Before enrolling, students are required to attend deaf events within the community and volunteer.
“This is not a course where the lesson is over when you leave the classroom. It’s constant learning,” Flores said. “The cohort spends a lot of time together. It’s like a big family.”
Forbes insists one of the misconceptions many people have about the deaf is how they are labeled.
“People think they are being politically correct by saying hearing impaired, but that is very offensive,” Forbes said. “It makes us feel like we are broken, and we are not. The proper term is hard-of-hearing or deaf.”
One of the challenges interpreters face is learning the language.

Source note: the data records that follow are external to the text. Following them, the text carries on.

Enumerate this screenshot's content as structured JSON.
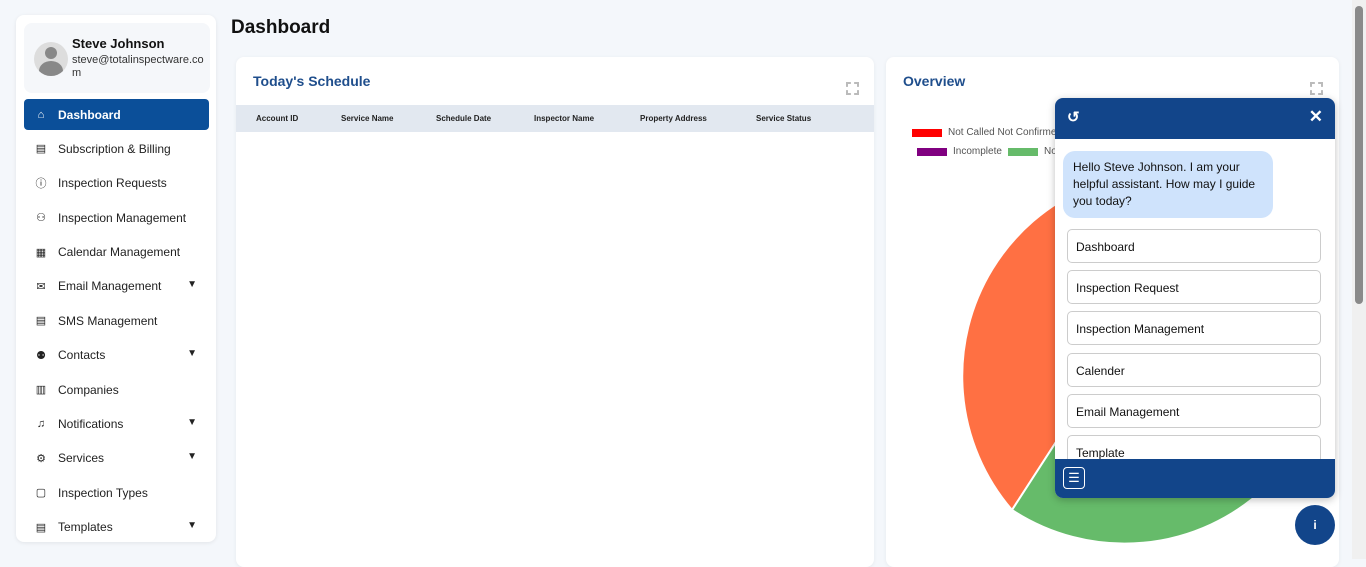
{
  "user": {
    "name": "Steve Johnson",
    "email": "steve@totalinspectware.com"
  },
  "sidebar": {
    "items": [
      {
        "label": "Dashboard",
        "icon": "home-icon",
        "active": true,
        "expandable": false
      },
      {
        "label": "Subscription & Billing",
        "icon": "document-icon",
        "expandable": false
      },
      {
        "label": "Inspection Requests",
        "icon": "info-icon",
        "expandable": false
      },
      {
        "label": "Inspection Management",
        "icon": "users-icon",
        "expandable": false
      },
      {
        "label": "Calendar Management",
        "icon": "calendar-icon",
        "expandable": false
      },
      {
        "label": "Email Management",
        "icon": "mail-icon",
        "expandable": true
      },
      {
        "label": "SMS Management",
        "icon": "document-icon",
        "expandable": false
      },
      {
        "label": "Contacts",
        "icon": "contacts-icon",
        "expandable": true
      },
      {
        "label": "Companies",
        "icon": "building-icon",
        "expandable": false
      },
      {
        "label": "Notifications",
        "icon": "bell-icon",
        "expandable": true
      },
      {
        "label": "Services",
        "icon": "gear-icon",
        "expandable": true
      },
      {
        "label": "Inspection Types",
        "icon": "chat-icon",
        "expandable": false
      },
      {
        "label": "Templates",
        "icon": "template-icon",
        "expandable": true
      }
    ]
  },
  "page": {
    "title": "Dashboard"
  },
  "schedule": {
    "title": "Today's Schedule",
    "columns": [
      "Account ID",
      "Service Name",
      "Schedule Date",
      "Inspector Name",
      "Property Address",
      "Service Status"
    ]
  },
  "overview": {
    "title": "Overview",
    "legend": [
      {
        "label": "Not Called Not Confirmed",
        "color": "#ff0000"
      },
      {
        "label": "Incomplete",
        "color": "#800080"
      },
      {
        "label": "No",
        "color": "#66bb6a"
      }
    ],
    "slice_colors": [
      "#ff7043",
      "#66bb6a"
    ]
  },
  "chat": {
    "greeting": "Hello Steve Johnson. I am your helpful assistant. How may I guide you today?",
    "options": [
      "Dashboard",
      "Inspection Request",
      "Inspection Management",
      "Calender",
      "Email Management",
      "Template"
    ]
  },
  "colors": {
    "primary": "#0b4f99",
    "chat_header": "#12458a"
  }
}
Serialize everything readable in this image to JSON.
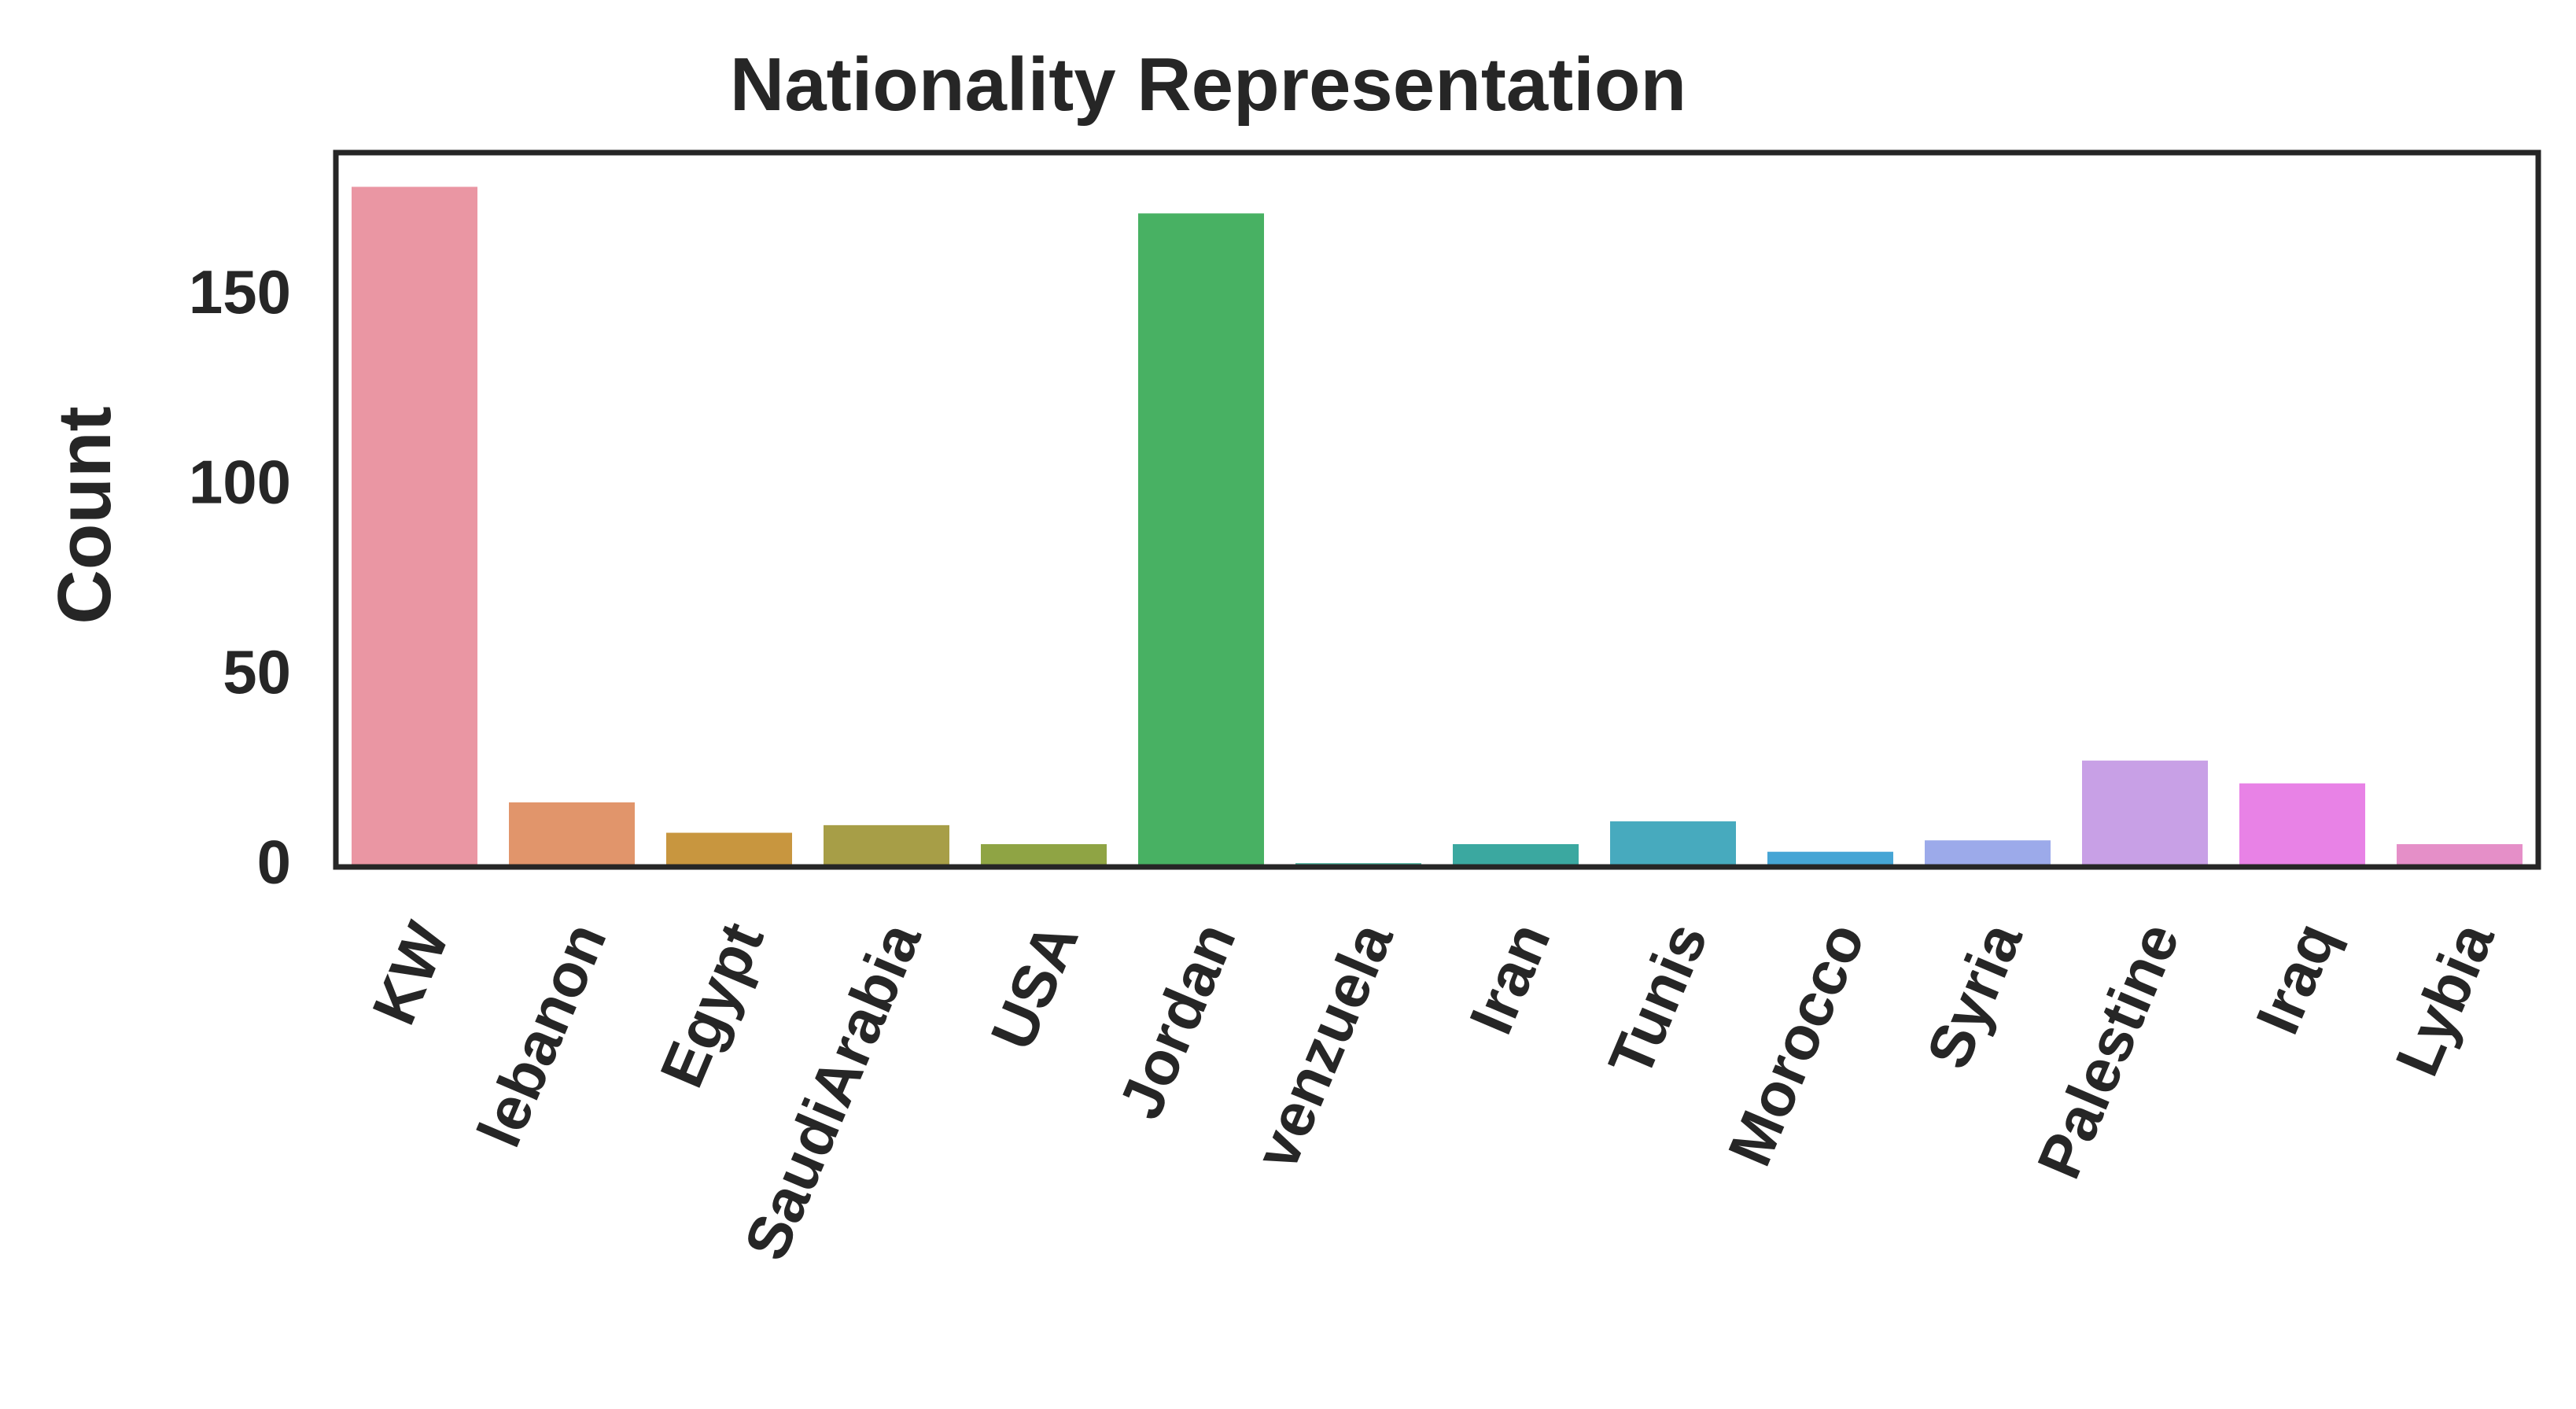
{
  "chart_data": {
    "type": "bar",
    "title": "Nationality Representation",
    "xlabel": "",
    "ylabel": "Count",
    "categories": [
      "KW",
      "lebanon",
      "Egypt",
      "SaudiArabia",
      "USA",
      "Jordan",
      "venzuela",
      "Iran",
      "Tunis",
      "Morocco",
      "Syria",
      "Palestine",
      "Iraq",
      "Lybia"
    ],
    "values": [
      179,
      17,
      9,
      11,
      6,
      172,
      1,
      6,
      12,
      4,
      7,
      28,
      22,
      6
    ],
    "colors": [
      "#ea96a3",
      "#e1956b",
      "#c8963f",
      "#a79e47",
      "#8fa444",
      "#48b163",
      "#4ab09c",
      "#3ba8a0",
      "#47aabe",
      "#46a5d5",
      "#9caaea",
      "#c8a0e6",
      "#e882e6",
      "#e58fc8"
    ],
    "yticks": [
      0,
      50,
      100,
      150
    ],
    "ylim": [
      0,
      188
    ],
    "grid": false,
    "legend": "none"
  }
}
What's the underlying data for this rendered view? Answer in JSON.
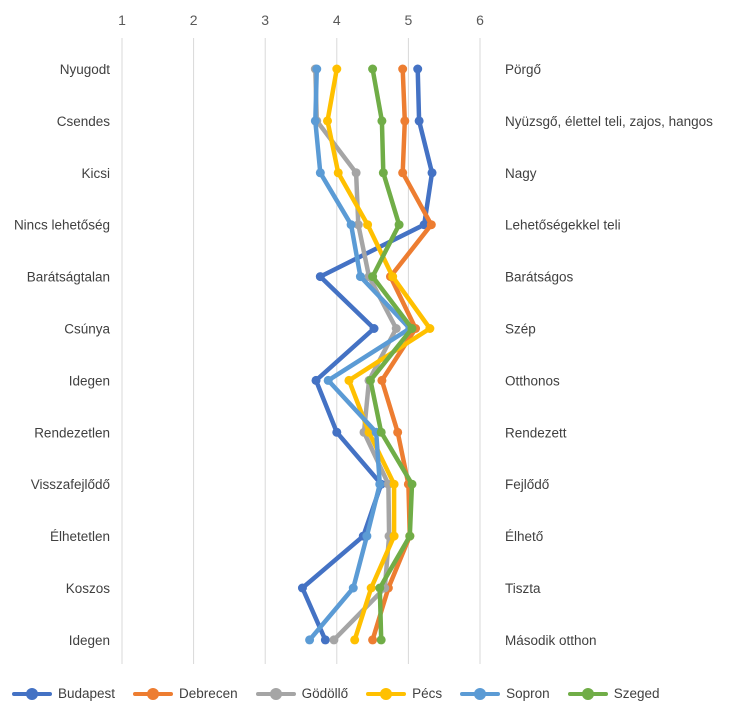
{
  "chart_data": {
    "type": "line",
    "orientation": "horizontal-values",
    "xlim": [
      1,
      6
    ],
    "x_ticks": [
      "1",
      "2",
      "3",
      "4",
      "5",
      "6"
    ],
    "grid": true,
    "legend_position": "bottom",
    "left_labels": [
      "Nyugodt",
      "Csendes",
      "Kicsi",
      "Nincs lehetőség",
      "Barátságtalan",
      "Csúnya",
      "Idegen",
      "Rendezetlen",
      "Visszafejlődő",
      "Élhetetlen",
      "Koszos",
      "Idegen"
    ],
    "right_labels": [
      "Pörgő",
      "Nyüzsgő, élettel teli, zajos, hangos",
      "Nagy",
      "Lehetőségekkel teli",
      "Barátságos",
      "Szép",
      "Otthonos",
      "Rendezett",
      "Fejlődő",
      "Élhető",
      "Tiszta",
      "Második otthon"
    ],
    "series": [
      {
        "name": "Budapest",
        "color": "#4472C4",
        "values": [
          5.13,
          5.15,
          5.33,
          5.22,
          3.77,
          4.52,
          3.71,
          4.0,
          4.62,
          4.37,
          3.52,
          3.84
        ]
      },
      {
        "name": "Debrecen",
        "color": "#ED7D31",
        "values": [
          4.92,
          4.95,
          4.92,
          5.32,
          4.75,
          5.1,
          4.63,
          4.85,
          5.0,
          5.02,
          4.72,
          4.5
        ]
      },
      {
        "name": "Gödöllő",
        "color": "#A5A5A5",
        "values": [
          3.7,
          3.72,
          4.27,
          4.3,
          4.45,
          4.83,
          4.45,
          4.38,
          4.72,
          4.73,
          4.67,
          3.96
        ]
      },
      {
        "name": "Pécs",
        "color": "#FFC000",
        "values": [
          4.0,
          3.87,
          4.02,
          4.43,
          4.78,
          5.3,
          4.17,
          4.45,
          4.8,
          4.8,
          4.48,
          4.25
        ]
      },
      {
        "name": "Sopron",
        "color": "#5B9BD5",
        "values": [
          3.72,
          3.7,
          3.77,
          4.2,
          4.33,
          5.02,
          3.88,
          4.55,
          4.6,
          4.42,
          4.23,
          3.62
        ]
      },
      {
        "name": "Szeged",
        "color": "#70AD47",
        "values": [
          4.5,
          4.63,
          4.65,
          4.87,
          4.5,
          5.05,
          4.47,
          4.62,
          5.05,
          5.02,
          4.6,
          4.62
        ]
      }
    ]
  }
}
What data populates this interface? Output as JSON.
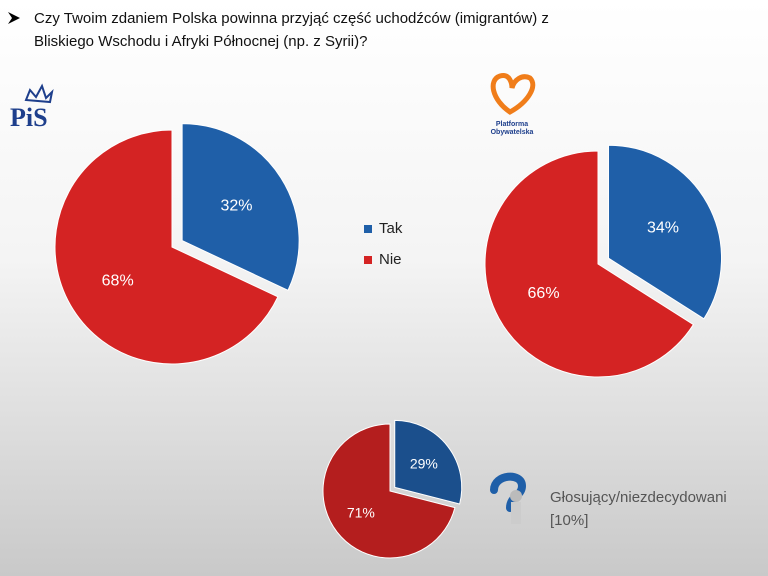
{
  "header": {
    "title": [
      "Czy Twoim zdaniem Polska powinna przyjąć część uchodźców (imigrantów) z",
      "Bliskiego Wschodu i Afryki Północnej (np. z Syrii)?"
    ]
  },
  "chart_data": [
    {
      "type": "pie",
      "logo": [
        "PiS"
      ],
      "categories": [
        "Tak",
        "Nie"
      ],
      "values": [
        32,
        68
      ],
      "value_labels": [
        "32%",
        "68%"
      ],
      "colors": [
        "#1f5fa8",
        "#d42323"
      ],
      "legend": true
    },
    {
      "type": "pie",
      "logo": [
        "Platforma",
        "Obywatelska"
      ],
      "categories": [
        "Tak",
        "Nie"
      ],
      "values": [
        34,
        66
      ],
      "value_labels": [
        "34%",
        "66%"
      ],
      "colors": [
        "#1f5fa8",
        "#d42323"
      ]
    },
    {
      "type": "pie",
      "annotation": [
        "Głosujący/niezdecydowani",
        "[10%]"
      ],
      "categories": [
        "Tak",
        "Nie"
      ],
      "values": [
        29,
        71
      ],
      "value_labels": [
        "29%",
        "71%"
      ],
      "colors": [
        "#1b4f8c",
        "#b41e1e"
      ]
    }
  ]
}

“It’s not easy being an interpreter. You have to know grammar and sentence structure,” Colton said. “It’s just like learning another language. Remember, the interpreter doesn’t only have to listen, but they need to have the ability to translate.”
Dylan Secord, a social worker at the Deaf Community Advocacy Network, says while there is a shortage of interpreters, there are other ways she learns to communicate.
“I can’t walk around with an interpreter everywhere I go. I use a notepad too,” Secord says. “Sometimes we are hidden because you don’t know someone is deaf until you go and try to talk to them.”
Forbes hopes with OCC becoming accredited, more students can become certified to help fill the void.
“There have many times where I have had to cancel a meeting or an appointment because there wasn’t an interpreter,” Forbes said. “It can be a challenge, but if both the hearing and the deaf population can work together, we can make a collective change.”